I would say Kevin Shattenkirk has been as advertised this season. The veteran and Stanley Cup Champion has anchored the team’s bottom defensive pair and done everything required of his role. I’ve been underwhelmed by his production, given that he starts almost 60 percent of his shifts in the offensive zone, but he’s been a steady puck mover who limits his mistakes and plays an intelligent game. I will say that Shattenkirk runs a great powerplay and has been more impressive than Charlie McAvoy when deployed in that role. All in all, I’m happy with his performance.

Parker Wotherspoon

Season Stats: 20 games, zero goals, three assists, three points

Grade: A-

Wotherspoon has been an absolute revelation for Boston and a stellar find for Don Sweeney and Co. The 25-year-old former Islander has brought a grit and physicality that the Bruins defensive corps sorely missed. He excelled on the penalty kill in Derek Forbort’s absence and filled in admirably alongside Hampus Lindholm while Brandon Carlo was injured.
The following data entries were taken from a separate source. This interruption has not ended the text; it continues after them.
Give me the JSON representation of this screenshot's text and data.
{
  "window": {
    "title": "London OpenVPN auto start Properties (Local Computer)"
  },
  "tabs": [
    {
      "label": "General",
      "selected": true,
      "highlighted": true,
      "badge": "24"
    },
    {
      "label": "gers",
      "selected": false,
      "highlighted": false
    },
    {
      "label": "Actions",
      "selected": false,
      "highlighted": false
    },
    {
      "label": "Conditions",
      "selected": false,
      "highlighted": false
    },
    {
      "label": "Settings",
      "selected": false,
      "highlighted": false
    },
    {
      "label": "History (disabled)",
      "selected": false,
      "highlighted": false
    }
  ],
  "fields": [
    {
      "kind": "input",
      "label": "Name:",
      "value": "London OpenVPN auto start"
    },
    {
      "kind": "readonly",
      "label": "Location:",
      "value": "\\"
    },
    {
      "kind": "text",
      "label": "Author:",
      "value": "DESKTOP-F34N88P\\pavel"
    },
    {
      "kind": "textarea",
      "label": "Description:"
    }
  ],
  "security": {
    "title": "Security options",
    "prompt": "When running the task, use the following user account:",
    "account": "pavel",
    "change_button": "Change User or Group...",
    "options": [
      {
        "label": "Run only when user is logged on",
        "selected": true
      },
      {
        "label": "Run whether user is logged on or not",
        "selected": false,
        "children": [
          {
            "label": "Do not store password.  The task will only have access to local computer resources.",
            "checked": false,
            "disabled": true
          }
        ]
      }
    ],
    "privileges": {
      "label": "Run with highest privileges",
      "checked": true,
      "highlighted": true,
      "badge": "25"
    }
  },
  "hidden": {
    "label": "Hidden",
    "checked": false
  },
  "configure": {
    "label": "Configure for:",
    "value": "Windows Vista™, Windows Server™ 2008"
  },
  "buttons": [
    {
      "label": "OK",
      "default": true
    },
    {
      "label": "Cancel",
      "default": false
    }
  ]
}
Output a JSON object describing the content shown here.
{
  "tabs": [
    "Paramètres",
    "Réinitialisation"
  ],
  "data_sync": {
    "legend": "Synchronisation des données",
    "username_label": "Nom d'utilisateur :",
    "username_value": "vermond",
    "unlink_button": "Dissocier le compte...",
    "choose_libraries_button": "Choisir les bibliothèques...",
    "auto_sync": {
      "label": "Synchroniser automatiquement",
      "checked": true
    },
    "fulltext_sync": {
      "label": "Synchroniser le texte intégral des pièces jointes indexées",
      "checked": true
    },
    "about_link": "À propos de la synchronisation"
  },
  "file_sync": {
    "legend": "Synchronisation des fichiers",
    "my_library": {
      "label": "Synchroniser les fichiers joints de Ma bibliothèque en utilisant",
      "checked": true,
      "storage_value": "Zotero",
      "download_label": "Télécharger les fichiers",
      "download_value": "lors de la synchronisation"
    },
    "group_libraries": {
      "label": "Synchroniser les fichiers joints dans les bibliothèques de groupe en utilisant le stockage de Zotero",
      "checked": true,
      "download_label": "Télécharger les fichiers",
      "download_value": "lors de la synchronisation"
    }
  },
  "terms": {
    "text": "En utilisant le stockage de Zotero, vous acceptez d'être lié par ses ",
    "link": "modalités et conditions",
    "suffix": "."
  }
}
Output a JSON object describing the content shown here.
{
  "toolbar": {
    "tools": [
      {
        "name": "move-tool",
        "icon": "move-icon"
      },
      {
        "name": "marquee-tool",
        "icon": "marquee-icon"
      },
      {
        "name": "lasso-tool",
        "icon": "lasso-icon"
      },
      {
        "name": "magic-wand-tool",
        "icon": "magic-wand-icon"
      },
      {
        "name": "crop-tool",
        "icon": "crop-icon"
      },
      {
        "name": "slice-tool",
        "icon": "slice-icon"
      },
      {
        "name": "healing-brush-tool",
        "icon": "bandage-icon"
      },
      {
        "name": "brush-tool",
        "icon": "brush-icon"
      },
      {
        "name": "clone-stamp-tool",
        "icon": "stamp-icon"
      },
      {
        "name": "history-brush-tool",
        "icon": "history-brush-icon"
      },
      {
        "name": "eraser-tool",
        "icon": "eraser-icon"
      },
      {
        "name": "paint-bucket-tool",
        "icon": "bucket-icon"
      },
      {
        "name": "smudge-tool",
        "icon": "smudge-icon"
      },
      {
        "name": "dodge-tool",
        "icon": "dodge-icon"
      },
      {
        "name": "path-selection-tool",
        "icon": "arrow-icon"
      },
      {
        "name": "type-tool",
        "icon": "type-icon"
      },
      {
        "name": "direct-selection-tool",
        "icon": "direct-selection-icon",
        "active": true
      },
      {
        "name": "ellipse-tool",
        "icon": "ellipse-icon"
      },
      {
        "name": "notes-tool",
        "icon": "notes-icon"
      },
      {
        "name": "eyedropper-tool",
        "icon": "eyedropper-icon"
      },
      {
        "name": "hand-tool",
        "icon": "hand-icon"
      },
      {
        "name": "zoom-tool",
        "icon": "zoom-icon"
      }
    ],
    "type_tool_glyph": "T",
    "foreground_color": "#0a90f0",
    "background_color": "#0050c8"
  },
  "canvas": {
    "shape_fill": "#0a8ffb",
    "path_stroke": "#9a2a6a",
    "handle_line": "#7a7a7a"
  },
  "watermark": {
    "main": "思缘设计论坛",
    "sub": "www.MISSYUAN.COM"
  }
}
He plays an old-school game, punishing opponents in and around his net and making safe, responsible plays when he has the puck. Wotherspoon has earned the spot as Boston’s seventh defenseman and has the chance to replace Forbort on the team’s everyday roster.

Jeremy Swayman

Season Stats: 27 games, 16-3-7, 2.30 GAA, .924 Save %

Grade: A+

Swayman has been nothing short of brilliant this season. He’s top ten in the league in goals against and save percentage, and he’s top five in goals saved above expected (13.8) and goals saved above expected per 60 (.537). To this point in the season, the Alaska native has outplayed Linus Ullmark and established himself as a candidate for the Vezina Trophy. The most impressive part of his game has been his ability to hold down for the fort while the team has been under siege at points this year, turning away high-danger chances and keeping Boston in games. If he continues to play this way, he should start game one of the postseason.

Linus Ullmark

Season Stats: 24 games, 15-6-2, 2.78 GAA, .915 Save %

Grade: B+

Linus Ullmark’s numbers have dropped since last year, but that doesn’t mean he’s been bad by any stretch of the imagination. Ullmark is currently tenth in goals saved above expected per 60 (.447) and seventh in goals saved above expected (10.6). Despite Swayman playing three more games than Ullmark, the Swedish netminder has faced only 20 fewer shots. This tells me that, at some points this year, the team hasn’t been as sharp in front of him versus his tandem partner. Hopefully, Ullmark gets fully healthy over the break, and we will see him improve his numbers as the team heads down the stretch.